There is an internal utf-8 flag on every scalar, but it does not mean what you want it to mean. It is an implementation detail and you should never need to look at it unless you're writing C code.
You must never concatenate string-of-bytes with string-of-unicode. Convert them to matching encodings before concatenating.
If you have a string which you know to be encoded as UTF-8 bytes, and you need to pass it to a function that expects a unicode string, call decode('UTF-8', $octets, Encode::FB_CROAK) to get a string of characters.
If you have a string which you know contains unicode characters, and you need to pass it to a function that expects bytes, call encode('UTF-8', $characters, Encode::FB_CROAK) to get a string of bytes.
You can modify the string in-place with utf8::encode and utf8::decode, but beware that now you may have changed assumptions about what is in that string if it can be seen by other parts of the program. (such as encoding or decoding hash entries or global variables)
If you have a string and you don't know whether it is unicode or bytes, stop and refactor your program until you do know.
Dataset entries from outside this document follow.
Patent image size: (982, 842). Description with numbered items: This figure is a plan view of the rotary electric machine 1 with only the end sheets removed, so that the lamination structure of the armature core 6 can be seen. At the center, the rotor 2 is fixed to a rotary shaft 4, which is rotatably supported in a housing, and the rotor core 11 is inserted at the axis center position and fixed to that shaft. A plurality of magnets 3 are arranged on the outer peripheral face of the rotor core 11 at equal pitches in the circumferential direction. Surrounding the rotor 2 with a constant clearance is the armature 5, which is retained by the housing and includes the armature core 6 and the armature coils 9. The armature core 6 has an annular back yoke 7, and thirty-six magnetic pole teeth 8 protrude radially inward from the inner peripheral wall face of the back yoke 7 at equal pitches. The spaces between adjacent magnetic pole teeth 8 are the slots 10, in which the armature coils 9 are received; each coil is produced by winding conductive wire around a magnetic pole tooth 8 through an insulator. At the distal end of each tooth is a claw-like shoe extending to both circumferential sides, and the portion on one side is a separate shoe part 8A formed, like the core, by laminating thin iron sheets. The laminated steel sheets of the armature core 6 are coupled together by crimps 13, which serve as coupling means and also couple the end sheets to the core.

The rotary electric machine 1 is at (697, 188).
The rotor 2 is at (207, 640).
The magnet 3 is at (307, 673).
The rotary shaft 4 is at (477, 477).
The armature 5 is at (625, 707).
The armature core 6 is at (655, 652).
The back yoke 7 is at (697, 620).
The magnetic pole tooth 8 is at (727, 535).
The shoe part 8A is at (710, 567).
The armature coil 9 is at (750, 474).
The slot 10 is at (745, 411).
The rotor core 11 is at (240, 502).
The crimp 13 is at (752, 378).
If you have a string and you really can't know whether it is unicode or bytes and you don't have time to refactor your program, call decode in a loop like while (utf8::decode($s)) {} which results in you definitely having a unicode string. There is a tiny chance that you break some unlikely sequence of characters that probably won't ever be seen in a real string of unicode. Now that you know you have a unicode string, you can call a single encode() to get the bytes you need.